Helper functions to prevent code duplication in the above methods.

job-almekinders · 2024-06-21T13:47:01Z

sdk/python/feast/infra/utils/postgres/connection_utils.py

+    nr_columns = df.shape[1]
+    placeholders = ", ".join(["%s"] * nr_columns)
+    query = f"INSERT INTO {table_name} VALUES ({placeholders})"
+    values = df.replace({np.NaN: None}).to_numpy().tolist()
+
    with _get_conn(config) as conn, conn.cursor() as cur:
        cur.execute(_df_to_create_table_sql(df, table_name))
-        psycopg2.extras.execute_values(
-            cur,
-            f"""
-            INSERT INTO {table_name}
-            VALUES %s
-            """,
-            df.replace({np.NaN: None}).to_numpy(),
-        )
+        cur.executemany(query, values)


Moved the parsing of variables further to the top of the function.

Again, we need to replace execute_values by executemany.

Again, we need to explicitly set the number of placeholders.

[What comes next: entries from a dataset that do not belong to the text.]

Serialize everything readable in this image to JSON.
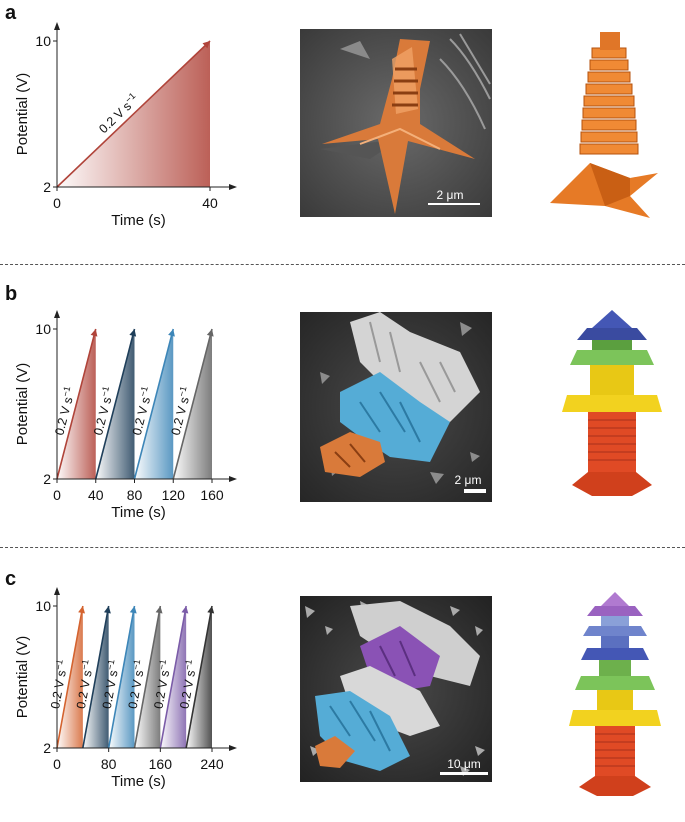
{
  "panels": [
    {
      "label": "a",
      "ylabel": "Potential (V)",
      "xlabel": "Time (s)",
      "yticks": [
        "10",
        "2"
      ],
      "xticks": [
        "0",
        "40"
      ],
      "rate_label": "0.2 V s",
      "rate_exp": "−1",
      "scale_bar": "2 μm"
    },
    {
      "label": "b",
      "ylabel": "Potential (V)",
      "xlabel": "Time (s)",
      "yticks": [
        "10",
        "2"
      ],
      "xticks": [
        "0",
        "40",
        "80",
        "120",
        "160"
      ],
      "rate_label": "0.2 V s",
      "rate_exp": "−1",
      "scale_bar": "2 μm"
    },
    {
      "label": "c",
      "ylabel": "Potential (V)",
      "xlabel": "Time (s)",
      "yticks": [
        "10",
        "2"
      ],
      "xticks": [
        "0",
        "80",
        "160",
        "240"
      ],
      "rate_label": "0.2 V s",
      "rate_exp": "−1",
      "scale_bar": "10 μm"
    }
  ],
  "chart_data": [
    {
      "type": "line",
      "title": "",
      "xlabel": "Time (s)",
      "ylabel": "Potential (V)",
      "xlim": [
        0,
        40
      ],
      "ylim": [
        2,
        10
      ],
      "series": [
        {
          "x": [
            0,
            40
          ],
          "y": [
            2,
            10
          ],
          "color": "#b0443a"
        }
      ]
    },
    {
      "type": "line",
      "title": "",
      "xlabel": "Time (s)",
      "ylabel": "Potential (V)",
      "xlim": [
        0,
        160
      ],
      "ylim": [
        2,
        10
      ],
      "series": [
        {
          "x": [
            0,
            40
          ],
          "y": [
            2,
            10
          ],
          "color": "#b0443a"
        },
        {
          "x": [
            40,
            80
          ],
          "y": [
            2,
            10
          ],
          "color": "#1f3f5a"
        },
        {
          "x": [
            80,
            120
          ],
          "y": [
            2,
            10
          ],
          "color": "#3d86b8"
        },
        {
          "x": [
            120,
            160
          ],
          "y": [
            2,
            10
          ],
          "color": "#666666"
        }
      ]
    },
    {
      "type": "line",
      "title": "",
      "xlabel": "Time (s)",
      "ylabel": "Potential (V)",
      "xlim": [
        0,
        240
      ],
      "ylim": [
        2,
        10
      ],
      "series": [
        {
          "x": [
            0,
            40
          ],
          "y": [
            2,
            10
          ],
          "color": "#d4632f"
        },
        {
          "x": [
            40,
            80
          ],
          "y": [
            2,
            10
          ],
          "color": "#1f3f5a"
        },
        {
          "x": [
            80,
            120
          ],
          "y": [
            2,
            10
          ],
          "color": "#3d86b8"
        },
        {
          "x": [
            120,
            160
          ],
          "y": [
            2,
            10
          ],
          "color": "#666666"
        },
        {
          "x": [
            160,
            200
          ],
          "y": [
            2,
            10
          ],
          "color": "#7b5ca8"
        },
        {
          "x": [
            200,
            240
          ],
          "y": [
            2,
            10
          ],
          "color": "#333333"
        }
      ]
    }
  ],
  "colors": {
    "copper": "#d97a3a",
    "blue": "#4aa3cf",
    "purple": "#8a52b5",
    "green": "#7cc45a",
    "yellow": "#f2d21f",
    "red": "#e04a25",
    "navy": "#4457b5"
  },
  "icons": {
    "sem_a": "sem-micrograph-copper-spire",
    "model_a": "orange-stacked-crystal-model",
    "sem_b": "sem-micrograph-multicolor-crystal",
    "model_b": "four-color-stacked-crystal-model",
    "sem_c": "sem-micrograph-six-segment-crystal",
    "model_c": "six-color-stacked-crystal-model"
  }
}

Since this function should be able to handle a dynamic amount of columns, we use the placeholders variable

job-almekinders · 2024-06-21T13:47:28Z

sdk/python/tests/integration/online_store/test_universal_online.py

+@pytest.mark.parametrize(
+    "conn_type",
+    [ConnectionType.singleton, ConnectionType.pool],
+    ids=lambda v: f"conn_type:{v}",
+)


Test both ConnectionTypes

sdk/python/tests/integration/registration/test_universal_registry.py

tokoko · 2024-06-21T14:06:15Z

sdk/python/requirements/py3.10-requirements.txt

@@ -20,32 +20,38 @@ charset-normalizer==3.3.2
    # via requests
 click==8.1.7
    # via
+    #   feast (setup.py)


Did you use lock-python-dependencies-all to generate these files? feast (setup.py) lines shouldn't have been added, I think.

Yes, I used that command indeed!

Do you have any thoughts on what might be causing this and how to resolve it?

Not sure honestly, I'll try to look into it. We can still merge regardless, it's not a blocker, just a bunch of extra line changes in the PR.

docs/tutorials/using-scalable-registry.md

sdk/python/feast/infra/offline_stores/contrib/postgres_offline_store/postgres.py

tokoko

LGTM

job-almekinders · 2024-06-26T10:26:20Z

Hey @franciscojavierarceo, would you perhaps be able to do another pass on this PR? :)

HaoXuAI · 2024-06-26T23:22:34Z

Looks like I merged the other pr caused conflicts here. mind fix it then we can merge it?